POZEN and tribute announce plan to proceed with merger to form Aralez Pharmaceuticals

Canada domicile provides similar competitive structure and benefits to Ireland.

POZEN and Tribute Pharmaceuticals Canada have confirmed their merger plans and announced that they have entered into an amended agreement and plan of merger, which among other things, moves the domicile for their proposed parent company, Aralez Pharmaceuticals from Ireland to Canada. This alternative transaction structure, the parties believe, is in the best interest of their respective securityholders. The companies previously announced in June 2015 that POZEN would acquire Tribute and the combined company would be renamed Aralez Pharmaceuticals. With planned business operations in Ireland, Canada and the US, the Canadian domicile offers a substantially similar corporate and tax structure to the previous Irish domicile, and will benefit from Tribute's business foundation and strong presence in Canada where Tribute is incorporated and from where it has always operated.

POZEN's proxy statement relating to the proposed transaction dated November 6, 2015 and Tribute's Management Proxy Circular dated 6 November 2015, mailed by the parties to their respective securityholders, will be withdrawn and new filings will be made with the requisite regulatory authorities to reflect changes and updates to the transaction structure. As a result, the meetings of the securityholders of Tribute and POZEN scheduled for 9 and 10 December, respectively, have been cancelled and new meeting dates will be set and communicated in subsequent proxy materials. The transaction is expected to close in the first quarter of 2016. It is a condition of closing that the common shares of Aralez be approved for listing on the NASDAQ and conditionally approved on the TSX. In connection with the acquisition, a syndicate of leading healthcare investors, led by Deerfield and including QLT, Broadfin Capital and JW Asset Management, has confirmed their commitment of up to US$350 million in growth capital for the combined company, intended to support the anticipated commercial launches of YOSPRALA and Fibricor, as well as future potential product and company acquisitions. Such financing is expected to close immediately prior to closing of the transaction with POZEN and Tribute. The proposed investment in Aralez includes:

  • US$75 million of equity in Tribute immediately prior to closing of the transaction at a price per share equal to (a) the lesser of (i) US$7.20, and (ii) a 5% discount off the five day volume weighted average price (VWAP) per share of POZEN common stock, calculated over the five trading days immediately preceding the date of closing, not to be less than US$6.25, multiplied by (b) .1455 (the conversion ratio). In the event any of POZEN, Tribute or Aralez announce a material event (other than results of any shareholder meeting) during the 10-day period immediately preceding closing, the VWAP lookback period will be reduced from 5 days to 2 days.
  • US$75 million in 2.5% convertible senior secured notes due six years from issuance with a conversion price equal to a 32.5% premium to the aforementioned equity price.
  • Up to US$200 million committed secured debt facility to fund future acquisitions.
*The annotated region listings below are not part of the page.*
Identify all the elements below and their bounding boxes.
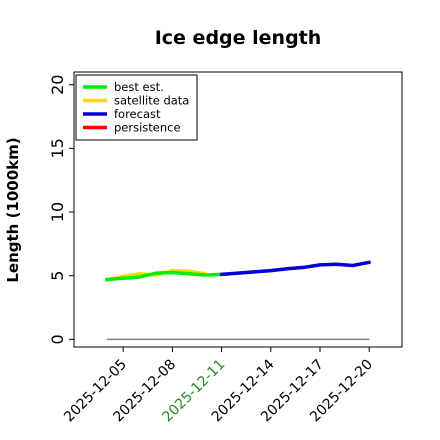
y-tick-label: 15 xyxy=(48,138,67,158)
y-tick-label: 5 xyxy=(48,271,67,281)
series-line-best-est- xyxy=(105,270,224,282)
series-line-satellite-data xyxy=(105,268,207,282)
legend: best est.satellite dataforecastpersisten… xyxy=(75,74,198,141)
y-tick-label: 10 xyxy=(48,202,67,222)
chart-title: Ice edge length xyxy=(155,27,322,49)
plot-frame xyxy=(73,71,403,348)
y-axis-label: Length (1000km) xyxy=(4,137,22,282)
legend-label: persistence xyxy=(114,121,181,135)
y-tick-label: 20 xyxy=(48,75,67,95)
legend-label: forecast xyxy=(114,107,161,121)
y-tick-label: 0 xyxy=(48,334,67,344)
legend-label: satellite data xyxy=(114,94,189,108)
series-line-forecast xyxy=(219,260,371,277)
legend-label: best est. xyxy=(114,80,164,94)
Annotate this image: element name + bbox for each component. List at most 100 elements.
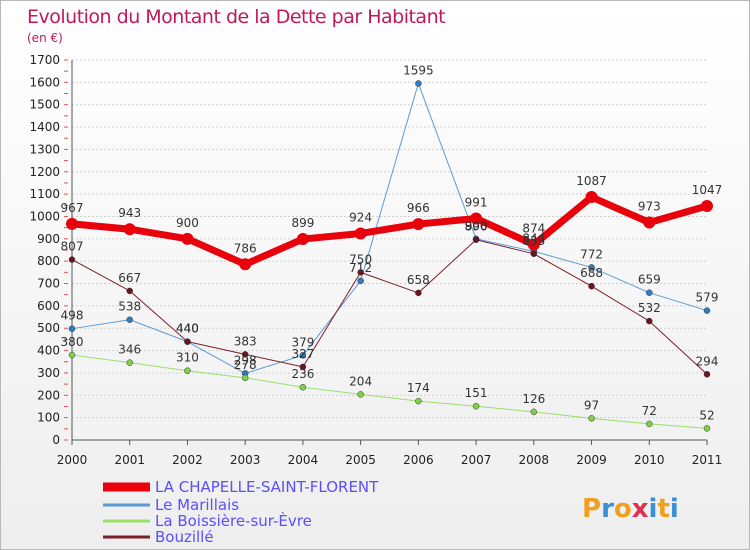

  • "The change in domicile for Aralez remains consistent with our overall vision and strategy for the company and is expected to deliver similar competitive advantages to an Irish domicile," said Adrian Adams, Chief Executive Officer of POZEN Inc. "We continue to maintain a presence in Ireland through an operating company that holds intellectual property, including YOSPRALA, and from which Aralez plans to execute its acquisition strategy. We are pleased that the Deerfield-led syndicate continues to be supportive of our growth strategy."

    "We are pleased with the alternative transaction structure and the plan to proceed with a Canadian domicile," said Rob Harris, President and Chief Executive Officer of Tribute. "We believe that the new structure will benefit from Tribute's business foundation in Canada and provide a platform for continued growth."